Pasadena Unified Plans For New Bond Measure in 2020

Measure TT, Measure J, may not fund all the District’s needs, says Board Member

Published : Tuesday, February 19, 2019 | 5:39 AM

Following the successful 2008 passage of Measure TT and last year’s overwhelming approvals by voters of Measures I and J, the Pasadena Unified School District may seek a bond measure in 2020 to more fully finance the district.

“The schools have many needs that we couldn’t afford to do with the funding from Measure TT,” said PUSD Board member Scott Phelps Monday. “So the goals would be to address those many needs. I do support such an effort.”

The $350 million Measure TT bond initiative was passed to repair and upgrade Pasadena Unified’s aging and deteriorating campuses. Last year’s successful Measures I and J are poised to raise an additional yearly $7 million in sales tax indefinitely, for the District.

Over the last five years, however, the District has suffered from decreasing enrollments in its schools. Overall school attendance numbers are tied to state funding, and lower attendance means fewer state dollars.

Supporters of the bond measure say that over the past two-and-a-half decades the District has grown 5.37% in value yearly, to the point where it now carries a bonding capacity of $1,052,468,462.

According to an agenda report for Thursday’s School Board meeting, the proposed bond’s timeline would begin in March or April 2019, with the Board interviewing and possibly hiring a survey consultant/Communication Consultant.

The Board would then meet on April 25, 2019, to discuss the actual bond process. From Monday, April 29 to Friday, June 21, the consultant would poll the community regarding the possibility of the bond, and then poll results and recommendations would be submitted to the Board on July 25, 2019.

Should the survey results be positive, the Board would meet on Thursday, June 25, 2020, to adopt two resolutions— a resolution ordering an election, and a resolution requesting consolidation with other elections, authorizing the Tax Rate Statement, and authorizing Board Members to sponsor ballot arguments.

There are five bond scenarios presented in the District report, with tax rates from $20 to $60 per $100,000, and a payment ratio of 1.87 or 1.88 to 1. The bonds would mature in 2052.

All of the bond scenarios, as presented in the PUSD’s report, reflect the same assumptions—a 4.00% Assessed Value growth for Fiscal Year 19-20 and 4.00% annual growth thereafter; a 15-year MMD average ‘A’ rated scale per maturity plus 30-120 basis points; and a 30-year maximum term per bond issue.

A January 2019 report on last year’s midterm elections—including local elections—by the research firm of Fairbank, Maslin, Maullin, Metz and Associates, noted that “many of the factors that bolstered local finance measures in 2018 appear unlikely to shift dramatically over the next 14-23 months—while new developments appear to have the potential to reinforce them.

The report is part of the District’s agenda for this Thursday’s meeting.

“At the same time,” the report said, “several potential obstacles that could negatively impact support for local finance measures in 2020 may be mitigated by the actions of the newly-expanded Democratic supermajorities in the California legislature and the state’s ambitious new governor, Gavin Newsom.
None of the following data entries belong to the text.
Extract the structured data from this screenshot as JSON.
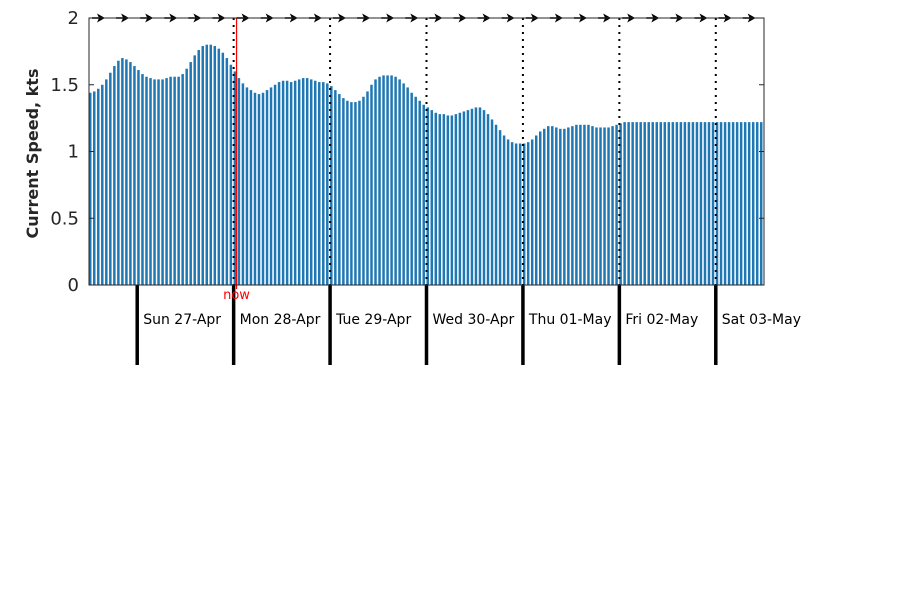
{
  "chart_data": {
    "type": "bar",
    "ylabel": "Current Speed, kts",
    "ylim": [
      0,
      2
    ],
    "yticks": [
      "0",
      "0.5",
      "1",
      "1.5",
      "2"
    ],
    "bar_color": "#1f77b4",
    "now_color": "#ff0000",
    "now_label": "now",
    "now_position_days": 1.03,
    "days": [
      "Sun 27-Apr",
      "Mon 28-Apr",
      "Tue 29-Apr",
      "Wed 30-Apr",
      "Thu 01-May",
      "Fri 02-May",
      "Sat 03-May"
    ],
    "start_offset_days": -0.5,
    "end_offset_days": 6.5,
    "samples_per_day": 24,
    "speed_kts": [
      1.44,
      1.45,
      1.47,
      1.5,
      1.54,
      1.59,
      1.64,
      1.68,
      1.7,
      1.69,
      1.67,
      1.64,
      1.61,
      1.58,
      1.56,
      1.55,
      1.54,
      1.54,
      1.54,
      1.55,
      1.56,
      1.56,
      1.56,
      1.58,
      1.62,
      1.67,
      1.72,
      1.76,
      1.79,
      1.8,
      1.8,
      1.79,
      1.77,
      1.74,
      1.7,
      1.65,
      1.6,
      1.55,
      1.51,
      1.48,
      1.46,
      1.44,
      1.43,
      1.44,
      1.46,
      1.48,
      1.5,
      1.52,
      1.53,
      1.53,
      1.52,
      1.53,
      1.54,
      1.55,
      1.55,
      1.54,
      1.53,
      1.52,
      1.52,
      1.51,
      1.49,
      1.46,
      1.43,
      1.4,
      1.38,
      1.37,
      1.37,
      1.38,
      1.41,
      1.45,
      1.5,
      1.54,
      1.56,
      1.57,
      1.57,
      1.57,
      1.56,
      1.54,
      1.51,
      1.48,
      1.44,
      1.41,
      1.38,
      1.35,
      1.33,
      1.31,
      1.29,
      1.28,
      1.28,
      1.27,
      1.27,
      1.28,
      1.29,
      1.3,
      1.31,
      1.32,
      1.33,
      1.33,
      1.31,
      1.28,
      1.24,
      1.2,
      1.16,
      1.12,
      1.09,
      1.07,
      1.06,
      1.06,
      1.06,
      1.07,
      1.09,
      1.12,
      1.15,
      1.17,
      1.19,
      1.19,
      1.18,
      1.17,
      1.17,
      1.18,
      1.19,
      1.2,
      1.2,
      1.2,
      1.2,
      1.19,
      1.18,
      1.18,
      1.18,
      1.18,
      1.19,
      1.2,
      1.21,
      1.22,
      1.22,
      1.22,
      1.22,
      1.22,
      1.22,
      1.22,
      1.22,
      1.22,
      1.22,
      1.22,
      1.22,
      1.22,
      1.22,
      1.22,
      1.22,
      1.22,
      1.22,
      1.22,
      1.22,
      1.22,
      1.22,
      1.22,
      1.22,
      1.22,
      1.22,
      1.22,
      1.22,
      1.22,
      1.22,
      1.22,
      1.22,
      1.22,
      1.22,
      1.22
    ],
    "grid": false,
    "legend": "none"
  }
}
The report also noted that “2020 will be the first election cycle in which many California voters will feel the full force of the federal tax changes enacted in 2017, including the new limits on deductions for State and Local Taxes (SALT).

Countering the electorate’s optimistic climate, the report stated that “The limit on SALT deductions could influence voters’ willingness to support new local finance measures that involve increases to local property taxes such as school bonds – particularly in communities with high property values where the deduction limit is likely to increase the federal tax liabilities of a greater proportion of the local electorate.”

Pasadena Unified currently holds credit ratings of “Aa3” with a negative outlook by Moody’s Investors Service, and “A+” with a stable outlook for S&P Global Ratings. The “Aa3” is considered a “high grade,” meaning the District has a “very strong” capacity to meet its financial commitments. It differs from the highest-rated obligors only in a small degree, said the report.

The “A+” grade is considered Upper Medium Grade, and means that the District has a “strong” capacity to meet its financial commitments, but is “somewhat more susceptible to the adverse effects of changes in circumstances and economic conditions than obligors in higher-rated categories.”

Among the District’s credit strengths, said the report, are its central location in the Los Angeles region, very strong income levels, and a large assessed valuation.

The District also faces credit challenges, said the report, in a diminished fiscal position, its declining enrollment trend, and its limited expenditure flexibility.